"Wellenbrecher" heißt die Kampagne des Landes Baden-Württemberg, die in kleinen, aufmunternden Filmchen über Helden des Alltags die Leute zum Durchhalten in der Corona-Krise motivieren soll. Einer dieser "Wellenbrecher" heißt Mike, ist Tänzer und hat durch den Shutdown der Kultur jede Perspektive verloren. Und was macht er? Beginnt ein Medizinstudium. Um wirklich mal was Nützliches zu leisten. "Mach mit!" heißt es am Ende: "Zeig dass auch du ein Wellenbrecher bist."

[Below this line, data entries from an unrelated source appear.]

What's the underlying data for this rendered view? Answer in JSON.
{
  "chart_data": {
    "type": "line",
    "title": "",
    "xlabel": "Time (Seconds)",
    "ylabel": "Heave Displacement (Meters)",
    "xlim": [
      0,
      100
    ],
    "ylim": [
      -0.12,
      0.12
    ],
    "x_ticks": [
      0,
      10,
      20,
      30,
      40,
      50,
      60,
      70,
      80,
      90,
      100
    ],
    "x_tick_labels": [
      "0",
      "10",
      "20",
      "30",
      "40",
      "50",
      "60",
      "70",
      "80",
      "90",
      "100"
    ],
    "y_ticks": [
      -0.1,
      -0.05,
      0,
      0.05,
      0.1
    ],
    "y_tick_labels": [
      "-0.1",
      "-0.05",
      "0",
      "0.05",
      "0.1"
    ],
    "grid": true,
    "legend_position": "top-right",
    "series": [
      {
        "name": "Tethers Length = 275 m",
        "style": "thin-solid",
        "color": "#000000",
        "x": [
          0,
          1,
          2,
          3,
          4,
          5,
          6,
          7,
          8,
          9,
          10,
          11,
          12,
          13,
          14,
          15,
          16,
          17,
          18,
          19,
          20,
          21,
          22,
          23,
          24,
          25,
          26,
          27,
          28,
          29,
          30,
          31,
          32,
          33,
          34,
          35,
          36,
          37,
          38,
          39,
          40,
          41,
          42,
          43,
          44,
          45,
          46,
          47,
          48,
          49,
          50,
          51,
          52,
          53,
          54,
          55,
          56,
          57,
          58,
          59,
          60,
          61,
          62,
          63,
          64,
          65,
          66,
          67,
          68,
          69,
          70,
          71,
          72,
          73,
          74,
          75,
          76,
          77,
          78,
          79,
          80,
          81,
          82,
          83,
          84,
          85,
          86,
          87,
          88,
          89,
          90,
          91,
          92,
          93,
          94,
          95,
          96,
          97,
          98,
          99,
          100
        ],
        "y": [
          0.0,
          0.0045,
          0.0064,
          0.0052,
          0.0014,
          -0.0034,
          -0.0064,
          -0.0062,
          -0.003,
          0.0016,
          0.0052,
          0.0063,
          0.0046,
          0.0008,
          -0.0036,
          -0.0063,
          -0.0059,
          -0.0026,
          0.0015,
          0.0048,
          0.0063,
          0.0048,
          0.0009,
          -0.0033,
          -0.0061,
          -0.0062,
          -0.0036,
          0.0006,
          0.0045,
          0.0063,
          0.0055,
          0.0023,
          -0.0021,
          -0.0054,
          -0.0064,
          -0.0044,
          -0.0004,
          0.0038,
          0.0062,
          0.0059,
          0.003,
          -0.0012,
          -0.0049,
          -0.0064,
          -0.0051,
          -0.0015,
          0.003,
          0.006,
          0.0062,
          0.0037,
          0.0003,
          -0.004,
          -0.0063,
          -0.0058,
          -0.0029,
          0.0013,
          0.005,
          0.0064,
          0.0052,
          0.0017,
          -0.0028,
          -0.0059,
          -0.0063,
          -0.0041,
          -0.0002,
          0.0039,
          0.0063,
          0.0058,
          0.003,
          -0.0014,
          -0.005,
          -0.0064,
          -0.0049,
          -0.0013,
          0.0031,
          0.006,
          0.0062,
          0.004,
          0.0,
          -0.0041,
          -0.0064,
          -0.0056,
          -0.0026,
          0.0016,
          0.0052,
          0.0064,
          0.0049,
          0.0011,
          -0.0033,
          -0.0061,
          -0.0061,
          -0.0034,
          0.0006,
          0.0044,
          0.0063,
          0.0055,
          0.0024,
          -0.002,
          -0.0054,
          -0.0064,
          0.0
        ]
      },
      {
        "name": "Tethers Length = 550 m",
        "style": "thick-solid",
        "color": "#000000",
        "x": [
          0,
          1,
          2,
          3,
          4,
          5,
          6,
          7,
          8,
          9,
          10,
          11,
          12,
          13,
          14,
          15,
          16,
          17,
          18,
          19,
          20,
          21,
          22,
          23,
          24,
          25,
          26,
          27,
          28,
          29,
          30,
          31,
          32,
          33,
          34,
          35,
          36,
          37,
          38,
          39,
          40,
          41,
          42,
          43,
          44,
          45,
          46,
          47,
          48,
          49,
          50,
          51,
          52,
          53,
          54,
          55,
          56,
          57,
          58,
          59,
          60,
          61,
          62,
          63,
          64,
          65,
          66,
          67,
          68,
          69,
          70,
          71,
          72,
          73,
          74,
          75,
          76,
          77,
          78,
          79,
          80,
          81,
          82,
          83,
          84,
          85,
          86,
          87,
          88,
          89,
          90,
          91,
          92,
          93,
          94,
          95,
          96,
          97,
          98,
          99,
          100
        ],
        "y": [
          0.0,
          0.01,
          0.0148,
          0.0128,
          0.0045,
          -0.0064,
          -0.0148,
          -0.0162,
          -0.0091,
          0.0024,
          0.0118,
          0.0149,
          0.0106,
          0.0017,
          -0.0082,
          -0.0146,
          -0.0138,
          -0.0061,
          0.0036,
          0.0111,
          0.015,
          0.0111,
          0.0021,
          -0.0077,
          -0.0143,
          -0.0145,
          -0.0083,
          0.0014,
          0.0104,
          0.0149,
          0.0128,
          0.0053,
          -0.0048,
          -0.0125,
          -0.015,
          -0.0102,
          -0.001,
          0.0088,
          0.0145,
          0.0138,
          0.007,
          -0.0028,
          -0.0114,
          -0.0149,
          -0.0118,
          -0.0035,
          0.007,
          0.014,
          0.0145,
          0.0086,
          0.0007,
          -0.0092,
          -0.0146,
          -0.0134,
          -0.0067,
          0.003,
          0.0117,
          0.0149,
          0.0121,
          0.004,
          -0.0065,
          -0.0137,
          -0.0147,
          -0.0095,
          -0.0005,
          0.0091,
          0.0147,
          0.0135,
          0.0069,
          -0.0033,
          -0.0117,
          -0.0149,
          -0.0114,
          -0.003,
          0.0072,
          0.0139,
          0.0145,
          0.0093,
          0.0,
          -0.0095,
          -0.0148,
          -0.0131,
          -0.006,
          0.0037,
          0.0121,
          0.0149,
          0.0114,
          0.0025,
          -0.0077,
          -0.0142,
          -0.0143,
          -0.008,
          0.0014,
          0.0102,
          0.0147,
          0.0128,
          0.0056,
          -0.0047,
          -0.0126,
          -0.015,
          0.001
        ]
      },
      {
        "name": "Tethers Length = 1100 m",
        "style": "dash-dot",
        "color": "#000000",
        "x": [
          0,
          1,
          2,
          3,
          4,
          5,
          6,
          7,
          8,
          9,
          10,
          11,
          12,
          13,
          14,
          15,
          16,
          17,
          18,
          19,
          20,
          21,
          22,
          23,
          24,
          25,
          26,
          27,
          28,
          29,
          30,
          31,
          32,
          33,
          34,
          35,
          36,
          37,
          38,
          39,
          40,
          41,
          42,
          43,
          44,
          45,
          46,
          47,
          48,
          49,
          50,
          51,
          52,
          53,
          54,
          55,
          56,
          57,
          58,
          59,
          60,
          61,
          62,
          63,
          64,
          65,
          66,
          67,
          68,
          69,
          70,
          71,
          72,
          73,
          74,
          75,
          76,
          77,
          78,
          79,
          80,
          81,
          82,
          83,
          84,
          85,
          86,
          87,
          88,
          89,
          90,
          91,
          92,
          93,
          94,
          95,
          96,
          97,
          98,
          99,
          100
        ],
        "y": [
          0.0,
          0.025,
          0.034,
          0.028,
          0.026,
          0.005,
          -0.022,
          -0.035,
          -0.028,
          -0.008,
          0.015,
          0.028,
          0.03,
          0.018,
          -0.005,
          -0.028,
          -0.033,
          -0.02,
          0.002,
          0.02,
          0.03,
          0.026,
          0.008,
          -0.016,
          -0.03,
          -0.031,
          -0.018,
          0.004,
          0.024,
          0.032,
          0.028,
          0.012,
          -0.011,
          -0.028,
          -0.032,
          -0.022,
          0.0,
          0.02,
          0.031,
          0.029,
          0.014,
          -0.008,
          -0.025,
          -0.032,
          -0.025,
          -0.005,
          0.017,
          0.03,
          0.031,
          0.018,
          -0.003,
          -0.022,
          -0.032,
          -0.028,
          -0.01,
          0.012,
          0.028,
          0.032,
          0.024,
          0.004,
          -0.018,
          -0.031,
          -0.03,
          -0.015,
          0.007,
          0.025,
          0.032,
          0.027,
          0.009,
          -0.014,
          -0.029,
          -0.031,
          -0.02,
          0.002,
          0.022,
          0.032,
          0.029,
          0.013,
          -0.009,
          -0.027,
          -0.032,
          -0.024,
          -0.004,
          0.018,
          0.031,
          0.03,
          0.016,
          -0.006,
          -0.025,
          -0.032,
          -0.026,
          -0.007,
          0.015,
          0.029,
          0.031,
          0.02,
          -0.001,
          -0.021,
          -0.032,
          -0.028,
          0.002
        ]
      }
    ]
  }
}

Hier fordert die Politik also die ganzen überflüssigen Kulturschaffende auf, ihren Beruf aufzugeben und sich für die Gesellschaft zu engagieren - der sie ja vorher nur auf der Tasche lagen. Immerhin, die Unverschämtheit wurde schnell als solche angeprangert: Der Film ist mittlerweile nicht mehr im Netz.
Was aber bleibt, ist eine Politik, die die Bedeutung des Kultursektorts ständig beschwört, aber in der Praxis nicht im Geringsten anerkennt. Theater, Museen, Konzerthäuser haben im zweiten Lockdown erst die Demütigung geschluckt, zum puren Freizeitvergnügen degradiert zu werden und dann ihre Spielpläne umgestellt. Während ihr Publikum sich durch die Einkaufszentren schiebt - wo deutlich weniger Abstand gehalten wird als in einem Museum und weniger Regeln gelten als im Theater - haben die Kulturinstitutionen zum x-ten mal in diesem Jahr Tickets zurückgegeben, andere für Dezember verkauft, Ausstellungseröffnungen verschoben und neu geplant, Personal umdisponiert, Mitarbeiter nach Hause geschickt.
Als würde man aufgefordert, sich doch bitte in Luft aufzulösen
Natürlich, die Infektionszahlen erforderten ein Eingreifen. Aber mit der Frage, wie es jetzt weitergeht, werden die Institutionen allein gelassen. Dass im Dezember wieder Theatervorstellungen oder Museumsbesuche möglich sein werden, erscheint nicht sehr wahrscheinlich.
Was das für den Kultursektor bedeutet, scheint allerdings niemanden zu interessieren - außer den einsamen Rufern im Walde Monika Grütters und für Berlin Klaus Lederer. Es ist, als würde man aufgefordert, sich doch bitte in Luft aufzulösen. Übrigens: Studienplätze für Medizin sind gar nicht so viele zu bekommen. Wenn schon, dann sollte die Politik die störenden Kulturschaffenden lieber für Pflegeberufe motivieren. Schlechte Bezahlung sind sie ja gewohnt.